A stadium lesson

Here’s a quick recap of Wednesday’s show jumping lesson.

For starters, it was a very brisk day–cold and slightly windy–just right for inciting freshness from OTTBs. Johnny was very forward, but he was also quick, so instead of a nicely forward relaxed trot or canter, we got sewing machine action. So M had me canter a small circle around her as she set up jumps, going from canter to halt, then cantering again in an effort to set Johnny more on his behind. She corrected my feet in my stirrups and reminded me to keep my heels deep (so much time between lessons–your position deteriorates!).
Our first exercise involved canter poles set four strides apart. As you’ve already guessed, she had me work on getting three and then five strides between. The three strides weren’t so difficult (just let him go a bit and follow with a light contact), but we really struggled with the five strides, especially coming from the really forward hand gallop. In the end, she told me to go for big and dramatic–as if I were trying to fit in 6 strides. We could work on refining it later, but right now Johnny needed to listen to my seat and submit to my request. We finally fit in those five strides! By this time, we’d already cantered/galloped more in this lesson than he was used to post-op. I wondered if he had anything left for jumping!
But, he did!! I realized at this point (and especially at the end of our lesson) that I have not been pushing him enough. As is typical with my own horses, I have been babying him to be sure I don’t overdo it–I can’t afford injuries.
M had a vertical set off the fence corner so that we cantered down the fence, then rolled off about 110 degrees to the vertical. It was a tough turn, and it meant I had to sit up and collect Johnny several strides in advance. Not only did I have to really watch my line, but I had to keep his shoulders in check with my outside aids. Not too much of a problem there–we’ve worked rollback turns, but I found I was forgetting to keep the engine revved, meaning he didn’t have enough impulsion to really give the fence a good effort. When she added the next element, I could really tell I’ve been too lax about our approach to fences. Because he’s such a confirmed rusher, I’ve sort of stopped asking him for impulsion. We finally got our act together, and she added the next element.

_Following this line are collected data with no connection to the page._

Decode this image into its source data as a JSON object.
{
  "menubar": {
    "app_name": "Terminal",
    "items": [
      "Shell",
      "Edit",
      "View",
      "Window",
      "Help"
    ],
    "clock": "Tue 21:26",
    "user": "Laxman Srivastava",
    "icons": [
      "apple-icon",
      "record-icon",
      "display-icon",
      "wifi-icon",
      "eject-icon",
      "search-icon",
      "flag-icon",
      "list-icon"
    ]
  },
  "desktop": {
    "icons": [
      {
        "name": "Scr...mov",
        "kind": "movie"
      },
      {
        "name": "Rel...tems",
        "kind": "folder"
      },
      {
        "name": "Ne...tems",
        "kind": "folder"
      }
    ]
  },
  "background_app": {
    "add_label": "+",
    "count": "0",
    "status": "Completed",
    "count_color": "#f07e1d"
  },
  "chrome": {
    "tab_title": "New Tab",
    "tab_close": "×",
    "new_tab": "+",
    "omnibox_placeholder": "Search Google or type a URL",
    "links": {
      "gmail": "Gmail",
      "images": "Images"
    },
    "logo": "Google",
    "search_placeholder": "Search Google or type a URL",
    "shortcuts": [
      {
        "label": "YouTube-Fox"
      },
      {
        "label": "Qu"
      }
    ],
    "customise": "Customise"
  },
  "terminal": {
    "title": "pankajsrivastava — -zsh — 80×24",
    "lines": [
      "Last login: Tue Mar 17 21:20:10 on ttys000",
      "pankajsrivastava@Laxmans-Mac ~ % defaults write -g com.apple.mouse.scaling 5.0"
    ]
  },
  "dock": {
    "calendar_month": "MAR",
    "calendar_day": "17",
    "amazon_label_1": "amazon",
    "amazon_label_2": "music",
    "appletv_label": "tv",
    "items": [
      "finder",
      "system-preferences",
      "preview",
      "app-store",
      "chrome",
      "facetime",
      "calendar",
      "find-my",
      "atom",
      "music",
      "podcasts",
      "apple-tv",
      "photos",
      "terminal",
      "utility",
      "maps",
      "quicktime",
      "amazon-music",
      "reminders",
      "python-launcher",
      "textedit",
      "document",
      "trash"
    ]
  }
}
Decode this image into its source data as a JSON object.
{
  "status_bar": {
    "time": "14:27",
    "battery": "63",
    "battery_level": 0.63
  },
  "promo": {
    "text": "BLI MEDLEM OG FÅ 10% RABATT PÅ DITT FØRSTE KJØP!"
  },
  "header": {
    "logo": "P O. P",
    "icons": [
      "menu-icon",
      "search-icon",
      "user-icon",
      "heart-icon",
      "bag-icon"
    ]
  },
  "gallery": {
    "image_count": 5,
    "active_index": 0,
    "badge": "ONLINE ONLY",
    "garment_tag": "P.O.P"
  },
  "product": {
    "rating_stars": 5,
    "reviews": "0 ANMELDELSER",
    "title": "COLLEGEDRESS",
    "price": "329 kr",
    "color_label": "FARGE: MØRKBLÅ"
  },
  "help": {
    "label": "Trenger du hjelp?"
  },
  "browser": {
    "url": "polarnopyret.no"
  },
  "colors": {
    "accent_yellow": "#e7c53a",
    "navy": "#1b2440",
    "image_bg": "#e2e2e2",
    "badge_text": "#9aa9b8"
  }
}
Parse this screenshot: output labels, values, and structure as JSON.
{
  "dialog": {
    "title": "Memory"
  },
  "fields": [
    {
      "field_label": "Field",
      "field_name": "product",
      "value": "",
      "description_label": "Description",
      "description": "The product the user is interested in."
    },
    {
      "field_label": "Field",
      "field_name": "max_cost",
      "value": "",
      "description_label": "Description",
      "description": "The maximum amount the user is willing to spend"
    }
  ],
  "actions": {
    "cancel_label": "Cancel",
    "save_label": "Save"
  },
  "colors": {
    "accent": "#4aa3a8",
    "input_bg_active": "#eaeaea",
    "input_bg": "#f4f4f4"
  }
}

So now we were doing a right and left rollback turn to fences, then a good hand gallop to an in and out with canter poles everywhere. By this time, I could feel Johnny getting tired, but he wasn’t willing to quit. He’s lazy about using his butt, but as long as there’s a jump in front of him, he’s going to make the effort to get over it. There were a couple of times we got in there rough, and once I just threw the reins away ala Richard Spooner and let Johnny figure it out without my interference. But, by the end, we got our act together, I rode him to the line, and he jumped in and out successfully. We ended on a happy note, and I left with a lot of homework.
What I really liked was that she didn’t leave us jumping baby crossrails in an effort to take us back to the basics. Instead, she bumped up the fences and really made us work. Mistakes are blatantly obvious with increased height, and I was forced to really think about how to ride each element. I couldn’t just come in at any old gait and go for it. And, though we I made significant mistakes, we recovered and learned from them.
As a result, I realize we’re going to have to work harder and more frequently on our showjumping. Not necessarily by jumping every day, but at least focusing more on his adjustability and getting that stadium-quality canter. I also realized that I need to work more on increasing his fitness level–I can push him a bit further than I have been.